Public perceptions about bats are negative. Human-fruit bat conflict in some parts of country is severe. The fruit bats are ruthlessly killed on the assumption for poaching ripe fruits from the orchards. They are also killed on account of widespread negative myths about them. Some people believe that the bats bite their children sleeping outdoor at night. Currently none of the bat species in Pakistan is legally protected.

Bats are rarely considered in either environmental policies or educational projects in Pakistan.
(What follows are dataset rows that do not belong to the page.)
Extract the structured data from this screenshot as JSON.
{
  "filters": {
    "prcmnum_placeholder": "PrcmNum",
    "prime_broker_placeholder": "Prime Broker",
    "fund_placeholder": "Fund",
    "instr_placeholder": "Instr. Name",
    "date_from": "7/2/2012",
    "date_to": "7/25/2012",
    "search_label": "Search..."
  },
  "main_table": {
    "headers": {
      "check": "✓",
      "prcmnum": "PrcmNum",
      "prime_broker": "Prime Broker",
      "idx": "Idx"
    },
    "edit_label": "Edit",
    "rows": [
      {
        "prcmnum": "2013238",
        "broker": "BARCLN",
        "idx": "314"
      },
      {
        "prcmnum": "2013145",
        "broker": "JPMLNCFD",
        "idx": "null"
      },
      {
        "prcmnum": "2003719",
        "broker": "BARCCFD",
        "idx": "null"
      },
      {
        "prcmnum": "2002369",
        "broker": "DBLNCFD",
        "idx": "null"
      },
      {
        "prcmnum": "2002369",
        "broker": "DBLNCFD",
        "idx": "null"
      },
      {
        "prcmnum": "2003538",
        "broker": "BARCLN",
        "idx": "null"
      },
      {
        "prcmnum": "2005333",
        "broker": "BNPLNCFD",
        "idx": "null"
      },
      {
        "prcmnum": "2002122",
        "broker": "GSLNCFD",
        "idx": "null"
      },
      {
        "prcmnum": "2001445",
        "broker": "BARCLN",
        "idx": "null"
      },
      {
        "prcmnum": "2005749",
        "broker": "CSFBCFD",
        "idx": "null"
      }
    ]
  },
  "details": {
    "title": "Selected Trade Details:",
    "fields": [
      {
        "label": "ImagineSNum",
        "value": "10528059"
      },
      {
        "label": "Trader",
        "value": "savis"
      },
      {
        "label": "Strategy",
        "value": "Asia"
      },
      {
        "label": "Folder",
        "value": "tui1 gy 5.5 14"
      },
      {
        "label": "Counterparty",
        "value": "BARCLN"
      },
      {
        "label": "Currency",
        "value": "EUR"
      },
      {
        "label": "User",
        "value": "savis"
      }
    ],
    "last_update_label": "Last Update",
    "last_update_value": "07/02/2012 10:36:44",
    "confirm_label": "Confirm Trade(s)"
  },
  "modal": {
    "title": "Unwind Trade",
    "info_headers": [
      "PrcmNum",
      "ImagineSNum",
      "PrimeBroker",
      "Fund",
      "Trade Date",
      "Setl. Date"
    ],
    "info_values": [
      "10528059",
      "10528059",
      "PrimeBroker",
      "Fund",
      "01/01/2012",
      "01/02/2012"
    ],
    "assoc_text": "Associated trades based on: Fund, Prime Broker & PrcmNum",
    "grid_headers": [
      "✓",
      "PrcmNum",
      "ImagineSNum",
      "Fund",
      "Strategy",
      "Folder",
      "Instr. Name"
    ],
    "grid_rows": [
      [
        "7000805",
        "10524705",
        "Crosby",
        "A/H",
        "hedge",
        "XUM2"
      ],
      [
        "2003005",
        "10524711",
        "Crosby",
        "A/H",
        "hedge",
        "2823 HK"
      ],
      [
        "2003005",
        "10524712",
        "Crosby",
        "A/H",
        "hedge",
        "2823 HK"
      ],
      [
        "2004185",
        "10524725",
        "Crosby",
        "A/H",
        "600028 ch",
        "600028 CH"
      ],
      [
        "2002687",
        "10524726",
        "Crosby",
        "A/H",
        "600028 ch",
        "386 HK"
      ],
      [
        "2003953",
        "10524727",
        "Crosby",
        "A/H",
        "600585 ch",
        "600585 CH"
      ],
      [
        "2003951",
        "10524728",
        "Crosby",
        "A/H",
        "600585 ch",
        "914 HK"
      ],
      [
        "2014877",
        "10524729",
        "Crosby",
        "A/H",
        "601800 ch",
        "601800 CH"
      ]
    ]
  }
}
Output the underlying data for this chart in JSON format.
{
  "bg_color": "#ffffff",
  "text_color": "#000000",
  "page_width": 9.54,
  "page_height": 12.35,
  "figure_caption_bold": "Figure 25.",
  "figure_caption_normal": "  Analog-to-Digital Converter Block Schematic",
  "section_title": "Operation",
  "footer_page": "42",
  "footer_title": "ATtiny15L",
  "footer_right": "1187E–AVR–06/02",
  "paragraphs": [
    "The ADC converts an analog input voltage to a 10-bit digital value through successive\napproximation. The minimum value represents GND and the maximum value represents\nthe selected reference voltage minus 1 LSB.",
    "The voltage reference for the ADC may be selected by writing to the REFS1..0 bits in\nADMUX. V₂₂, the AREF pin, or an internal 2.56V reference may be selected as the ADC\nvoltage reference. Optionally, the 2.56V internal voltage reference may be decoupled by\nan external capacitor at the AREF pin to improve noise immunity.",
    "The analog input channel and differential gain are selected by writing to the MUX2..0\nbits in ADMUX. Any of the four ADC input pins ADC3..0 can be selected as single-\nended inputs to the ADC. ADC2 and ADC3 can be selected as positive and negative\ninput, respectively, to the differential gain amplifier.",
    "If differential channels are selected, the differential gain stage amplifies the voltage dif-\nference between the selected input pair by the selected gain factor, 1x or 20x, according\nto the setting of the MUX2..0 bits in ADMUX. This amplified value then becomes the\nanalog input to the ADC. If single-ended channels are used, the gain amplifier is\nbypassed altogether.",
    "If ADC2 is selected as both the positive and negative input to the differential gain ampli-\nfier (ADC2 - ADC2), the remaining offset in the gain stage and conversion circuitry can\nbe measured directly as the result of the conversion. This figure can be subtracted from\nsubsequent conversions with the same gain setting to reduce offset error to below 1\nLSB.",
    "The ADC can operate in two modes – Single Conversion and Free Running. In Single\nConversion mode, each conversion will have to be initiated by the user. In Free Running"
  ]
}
As a result, the country is unable to meet its commitment to the Convention on Biological Diversity (CBD), of which it is a signatory. Since, there has been no long term field study on any bat species in Pakistan; the proposed project provides baseline information on the current status and distribution of poorly known bat fauna of the Punjab (Pakistan). Policies governing the management of biodiversity in Pakistan are in place. However, the paucity of scientific information on bats and the lack of trained staff in wildlife science are the main impediments for effective conservation. The proposed project covers both these aspects. Capacity building of the individuals by providing equal opportunities to the female post-graduate students will be the core focus of this project. The proposed project trains future leaders of bat science in Pakistan who will be able (i) to conserve poorly known bat species and their habitats, and (ii) resolve issue related to human-fruit bats conflict agricultural areas of the country.